Extracellular matrix (ECM) is an important structural component of connective tissues. ECM elaborated by cells creates microenvironments that these and other cells will respond to, by differentiating or maintaining their differentiated state. ECM provides a substrate for organization of cells which adhere to it.
Tissue based ECM biomaterial and devices are used for a variety of medical applications, such as heart valves, porcine SIS, human dermis and bovine pericardium. The application of decellularized tissues as tissue engineering scaffolds for regenerative medicine, however, is limited due to a lack of vascular extracellular matrix components for facilitating angiogenesis, which is vital for tissue ingrowth and the viability and functionality of seeded cells. Tissue that is highly vascularized and rich in vascular extracellular matrix components maintained during the decellularization process would be welcomed in the art.

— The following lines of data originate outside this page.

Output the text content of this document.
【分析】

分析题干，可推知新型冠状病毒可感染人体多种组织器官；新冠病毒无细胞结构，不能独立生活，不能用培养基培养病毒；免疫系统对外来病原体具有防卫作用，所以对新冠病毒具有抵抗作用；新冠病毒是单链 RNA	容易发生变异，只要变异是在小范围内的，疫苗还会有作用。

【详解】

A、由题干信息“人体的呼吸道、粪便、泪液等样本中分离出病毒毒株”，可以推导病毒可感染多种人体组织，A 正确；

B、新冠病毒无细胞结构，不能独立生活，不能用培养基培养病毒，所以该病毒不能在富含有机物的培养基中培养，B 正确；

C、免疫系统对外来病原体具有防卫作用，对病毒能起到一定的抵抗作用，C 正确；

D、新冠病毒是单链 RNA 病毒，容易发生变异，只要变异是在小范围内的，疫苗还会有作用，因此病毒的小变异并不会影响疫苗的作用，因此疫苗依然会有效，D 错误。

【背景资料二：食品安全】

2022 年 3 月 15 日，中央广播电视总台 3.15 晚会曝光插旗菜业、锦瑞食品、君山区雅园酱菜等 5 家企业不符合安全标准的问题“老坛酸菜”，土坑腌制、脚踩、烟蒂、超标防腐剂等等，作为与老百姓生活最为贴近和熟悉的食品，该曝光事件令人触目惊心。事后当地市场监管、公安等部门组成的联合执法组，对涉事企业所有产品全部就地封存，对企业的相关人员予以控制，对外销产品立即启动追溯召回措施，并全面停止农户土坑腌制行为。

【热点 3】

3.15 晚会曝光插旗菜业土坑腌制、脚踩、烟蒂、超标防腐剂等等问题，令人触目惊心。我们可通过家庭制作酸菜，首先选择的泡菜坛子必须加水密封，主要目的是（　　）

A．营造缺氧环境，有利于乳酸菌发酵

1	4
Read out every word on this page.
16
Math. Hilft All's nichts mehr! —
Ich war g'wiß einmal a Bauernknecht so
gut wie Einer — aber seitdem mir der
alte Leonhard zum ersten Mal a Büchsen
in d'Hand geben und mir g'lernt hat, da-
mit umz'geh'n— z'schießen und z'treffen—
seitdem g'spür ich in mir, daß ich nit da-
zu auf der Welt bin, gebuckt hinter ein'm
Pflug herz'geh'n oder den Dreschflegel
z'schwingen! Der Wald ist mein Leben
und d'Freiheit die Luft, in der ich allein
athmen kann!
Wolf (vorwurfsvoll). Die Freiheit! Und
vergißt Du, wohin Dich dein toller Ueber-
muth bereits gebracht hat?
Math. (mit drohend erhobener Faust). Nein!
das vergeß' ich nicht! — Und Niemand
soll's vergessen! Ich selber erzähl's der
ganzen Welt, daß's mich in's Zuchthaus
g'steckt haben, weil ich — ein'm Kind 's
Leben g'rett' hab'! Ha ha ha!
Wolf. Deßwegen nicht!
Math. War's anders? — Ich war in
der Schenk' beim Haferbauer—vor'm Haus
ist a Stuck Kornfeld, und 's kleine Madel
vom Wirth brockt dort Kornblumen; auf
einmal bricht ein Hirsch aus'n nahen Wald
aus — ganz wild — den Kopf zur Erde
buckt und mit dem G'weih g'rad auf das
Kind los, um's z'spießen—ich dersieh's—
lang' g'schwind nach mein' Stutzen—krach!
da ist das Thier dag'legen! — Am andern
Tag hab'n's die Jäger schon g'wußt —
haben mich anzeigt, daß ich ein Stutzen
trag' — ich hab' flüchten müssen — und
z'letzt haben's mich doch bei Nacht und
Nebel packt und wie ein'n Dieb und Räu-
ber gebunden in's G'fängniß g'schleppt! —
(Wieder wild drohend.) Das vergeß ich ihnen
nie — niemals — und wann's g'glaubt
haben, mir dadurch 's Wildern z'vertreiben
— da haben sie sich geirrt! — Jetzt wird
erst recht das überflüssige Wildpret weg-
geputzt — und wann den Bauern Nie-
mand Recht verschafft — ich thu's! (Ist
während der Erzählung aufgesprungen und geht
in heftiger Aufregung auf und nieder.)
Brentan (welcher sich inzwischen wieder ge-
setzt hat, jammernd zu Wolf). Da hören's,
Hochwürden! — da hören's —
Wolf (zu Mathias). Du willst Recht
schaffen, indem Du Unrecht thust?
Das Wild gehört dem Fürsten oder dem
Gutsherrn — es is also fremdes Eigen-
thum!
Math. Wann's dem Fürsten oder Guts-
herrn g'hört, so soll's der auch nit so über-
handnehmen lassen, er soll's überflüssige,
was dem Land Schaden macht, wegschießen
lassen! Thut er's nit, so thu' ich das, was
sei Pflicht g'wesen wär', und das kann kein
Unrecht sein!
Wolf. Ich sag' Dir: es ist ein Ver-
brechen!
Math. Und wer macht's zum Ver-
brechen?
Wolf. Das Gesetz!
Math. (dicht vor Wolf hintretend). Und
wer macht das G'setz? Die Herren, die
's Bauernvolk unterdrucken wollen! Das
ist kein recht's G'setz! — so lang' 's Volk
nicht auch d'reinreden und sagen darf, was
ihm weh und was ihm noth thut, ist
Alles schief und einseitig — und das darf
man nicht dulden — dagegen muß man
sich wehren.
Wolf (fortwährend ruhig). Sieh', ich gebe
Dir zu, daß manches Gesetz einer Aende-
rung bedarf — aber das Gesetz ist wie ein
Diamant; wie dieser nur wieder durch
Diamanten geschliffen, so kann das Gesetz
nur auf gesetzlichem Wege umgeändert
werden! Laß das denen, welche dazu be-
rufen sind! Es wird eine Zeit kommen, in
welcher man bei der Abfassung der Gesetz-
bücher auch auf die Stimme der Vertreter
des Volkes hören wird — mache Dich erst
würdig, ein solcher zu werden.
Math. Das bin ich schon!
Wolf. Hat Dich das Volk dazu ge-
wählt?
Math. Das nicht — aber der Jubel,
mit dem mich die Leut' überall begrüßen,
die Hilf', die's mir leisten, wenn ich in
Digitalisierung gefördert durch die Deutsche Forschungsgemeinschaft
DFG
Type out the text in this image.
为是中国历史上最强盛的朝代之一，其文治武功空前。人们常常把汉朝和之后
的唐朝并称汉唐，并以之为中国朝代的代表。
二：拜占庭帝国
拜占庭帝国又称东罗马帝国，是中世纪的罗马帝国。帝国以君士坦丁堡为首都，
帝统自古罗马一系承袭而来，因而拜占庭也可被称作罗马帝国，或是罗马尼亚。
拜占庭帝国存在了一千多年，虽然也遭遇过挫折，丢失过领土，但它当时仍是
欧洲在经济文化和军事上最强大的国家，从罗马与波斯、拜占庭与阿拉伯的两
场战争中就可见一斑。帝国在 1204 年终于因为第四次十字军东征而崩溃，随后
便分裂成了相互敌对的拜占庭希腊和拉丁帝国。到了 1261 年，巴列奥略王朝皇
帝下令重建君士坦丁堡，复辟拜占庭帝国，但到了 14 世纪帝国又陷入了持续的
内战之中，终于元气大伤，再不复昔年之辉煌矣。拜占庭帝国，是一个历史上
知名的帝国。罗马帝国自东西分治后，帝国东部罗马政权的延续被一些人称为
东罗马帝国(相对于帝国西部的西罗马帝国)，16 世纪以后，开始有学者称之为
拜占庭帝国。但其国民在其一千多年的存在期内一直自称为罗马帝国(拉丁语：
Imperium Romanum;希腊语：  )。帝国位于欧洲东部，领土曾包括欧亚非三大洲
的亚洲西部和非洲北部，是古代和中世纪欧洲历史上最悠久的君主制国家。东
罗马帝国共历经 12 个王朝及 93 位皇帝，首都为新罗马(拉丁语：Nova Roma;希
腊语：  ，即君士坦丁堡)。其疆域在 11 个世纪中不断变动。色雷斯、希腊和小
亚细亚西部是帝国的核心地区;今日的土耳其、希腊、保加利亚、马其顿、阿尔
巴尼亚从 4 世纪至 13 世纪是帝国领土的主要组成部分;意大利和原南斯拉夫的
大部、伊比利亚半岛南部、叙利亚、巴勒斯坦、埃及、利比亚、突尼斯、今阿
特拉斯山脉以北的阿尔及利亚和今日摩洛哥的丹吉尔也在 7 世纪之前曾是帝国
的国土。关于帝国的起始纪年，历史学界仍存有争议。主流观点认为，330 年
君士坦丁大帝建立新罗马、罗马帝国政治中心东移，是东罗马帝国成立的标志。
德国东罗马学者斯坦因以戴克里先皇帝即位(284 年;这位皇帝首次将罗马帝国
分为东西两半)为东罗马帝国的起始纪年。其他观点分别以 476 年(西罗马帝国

The greater omentum is the largest peritoneal fold covering the intra-abdominal organs. The greater omentum is highly vascularized, is usually thin and elastic, and always contains some fat. As such, the greater omentum has been used in clinical applications, such as intestinal surgery, thoracic esophageal surgery, chronic, non-healing skin wounds, hernia and pelvic floor repair, bladder repair, and the like.
Because the vascular extracellular matrix components of decellularized omentum can serve as a substrate for neovascularization, omentum is a desired material for clinical application. The fat within the omentum, however, is difficult to remove using methods and procedures known in the art for decellularizing soft mammalian tissue. Thus, effective use of decellularized omentum for biomatricies, including as a tissue based ECM biomaterial is limited because, in part, the processes and methods for devitalizing tissue described in the art cannot effectively extract the fat from omentum.